Uruguay’s Alvaro Pereira made a terrible misjudgment during the World Cup match against England. Whereas I know he was trying to help his team win a World Cup match, his decision to keep playing after suffering a concussion may have long-term consequences for his own cognitive health. Unfortunately, he also may end up serving as the wrong type of role model for the youth in his country and others around the world who are playing soccer and who want to follow in his footsteps so they can compete at the highest international level.
In Thursday’s game, Pereira took an accidental knee to his head while defending against England midfielder Raheem Sterling. Pereira crumpled to the ground where he remained motionless and seemed to have lost consciousness. After the team’s medical staff revived him, they took him to the sidelines and said that he needed to come out of the game. However, Pereira was determined to return to the match. In fact, he physically pushed the medical staff away and ran back on the field. Sadly, his coach sided with the Uruguay player, as opposed to the medical professionals.
I agree with many others who decry the player’s action. “Pereira's blatant disregard for medical attention sets a dangerous precedent in a sport where head clashes are common when players jump for the ball in a contest,” wrote Tom Decent of the Sydney Morning Herald.
It has been reported that FIFA, the governing body for the World Cup, has an independent doctor at every venue. That doctor has the power to send players off the field if they display symptoms of a concussion. However, the doctor didn’t intervene at all in this case.
Fortunately, many soccer leagues are taking proactive measures to protect players against the aftermath of concussions – and are actually following their rules. On one league, a player who is involved in a heavy contact incident must be checked by a head trainer. If he displays one or more of five concussion symptoms, he must be removed from the game. In another league, a player who has suffered a blow to his head can be assessed for 20 minutes. If the player is cleared, he can return to the game.
And increasingly, researchers are learning the dangers that soccer players face when they suffer concussions. For instance, researchers have linked the head traumas suffered in soccer to chronic traumatic encephalopathy (CTE), which is the same brain disease behind the professional football players’ successful lawsuit against the National Football League. ABC News reported that soccer player Patrick Grange died more than two years ago. An autopsy found that the 29-year-old’s brain had CTE and the frontal lobe of his brain was badly damaged. CTE also has been linked to dementia and depression.
When you really think about these findings, it should come as no surprise that soccer players are at risk. For example, in one of soccer’s most exciting plays – the header – the ball travels up to 70 miles per hour. Players hit the ball directly with their heads and aren’t wearing any protective gear. Thus, this contact makes the header quite dangerous for the brain.

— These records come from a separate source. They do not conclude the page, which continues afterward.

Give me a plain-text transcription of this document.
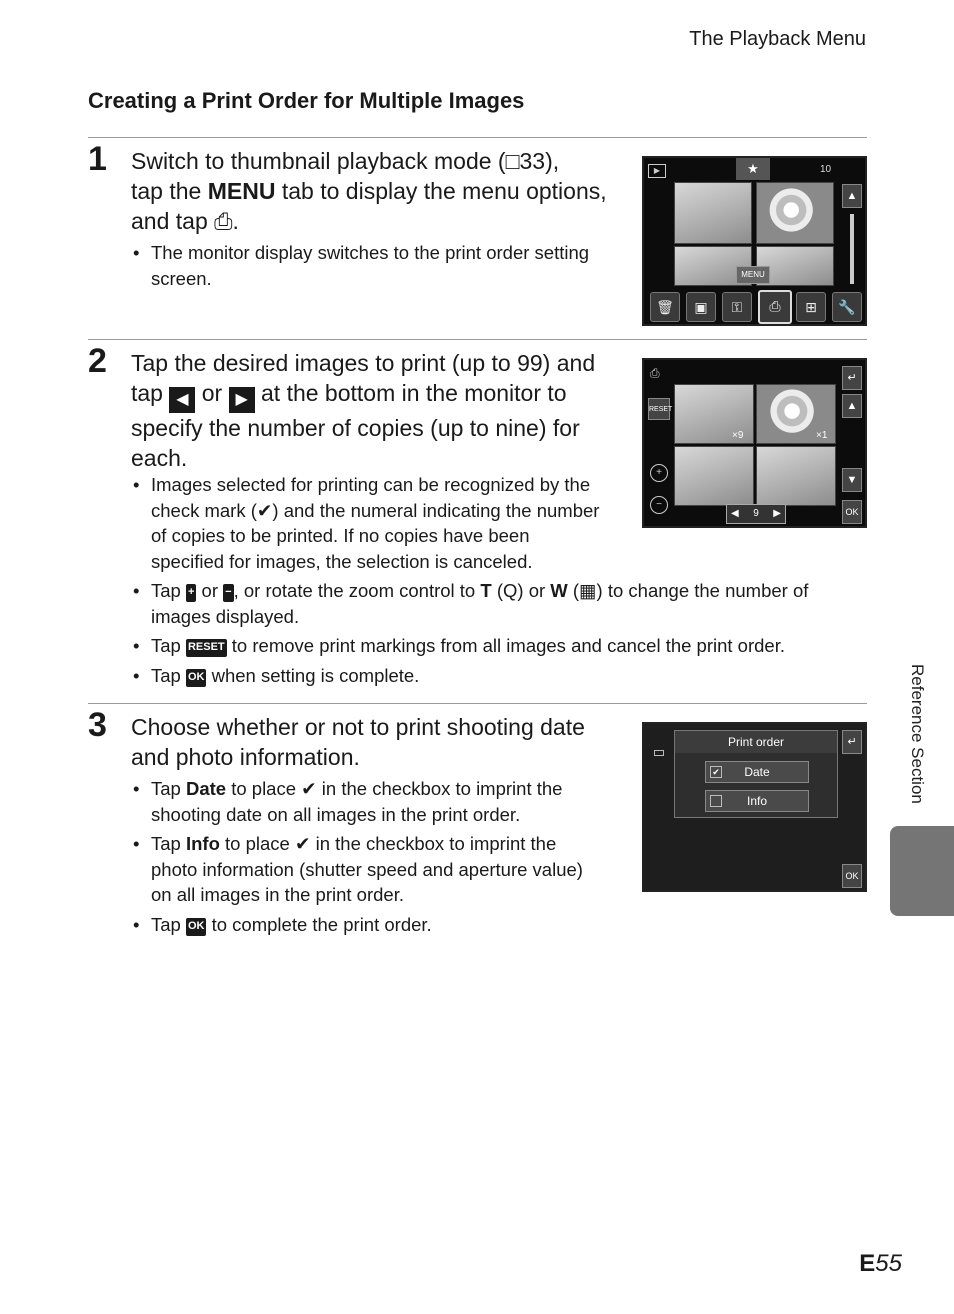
The Playback Menu
Creating a Print Order for Multiple Images
1 Switch to thumbnail playback mode (□33),
tap the MENU tab to display the menu options,
and tap ⎙.
• The monitor display switches to the print order setting screen.
▶	★	10
MENU
▲
🗑	▣	⚿	⎙	⊞	🔧
2 Tap the desired images to print (up to 99) and tap ◀ or ▶ at the bottom in the monitor to specify the number of copies (up to nine) for each.
• Images selected for printing can be recognized by the check mark (✔) and the numeral indicating the number of copies to be printed. If no copies have been specified for images, the selection is canceled.
• Tap + or − , or rotate the zoom control to T (Q) or W (▦) to change the number of images displayed.
• Tap RESET to remove print markings from all images and cancel the print order.
• Tap OK when setting is complete.
⎙
RESET
×9	×1
+
−
◀ 9 ▶
↵
▲
▼
OK
3 Choose whether or not to print shooting date and photo information.
• Tap Date to place ✔ in the checkbox to imprint the shooting date on all images in the print order.
• Tap Info to place ✔ in the checkbox to imprint the photo information (shutter speed and aperture value) on all images in the print order.
• Tap OK to complete the print order.
Print order
✔ Date
Info
↵
OK
Reference Section
E55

According to the Sports Concussion Institute, between 5-10 percent of athletes will experience a concussion during any given sports season. However, fewer than 10 percent of these concussions involve a loss of consciousness during which an athlete blacks out or sees stars. Instead, the most common symptoms immediately following concussions are headaches (85 percent) and dizziness (between 70-80 percent). And almost half of athletes who suffer a concussive blow do not report experiencing any symptoms.
Armed with these facts, you should be prepared while watching the World Cup games with someone who plays soccer to encourage them to be vigilant about checking for concussions. Tell them that Pereira’s decision was a bad one and that if they are knocked out during a game, they need to take the appropriate steps to protect their brain. Yes, a win is great, but long-term cognitive health needs to be the ultimate and most important goal.
Primary Sources for This Sharepost:
ABC News. (2014). Concussions, brain damage linked to soccer.
Decent T. (2014). Alvaro Pereira, knocked out then raring to go. The Sydney Morning Herald.
Sports Concussion Institute. (ND). Concussion facts.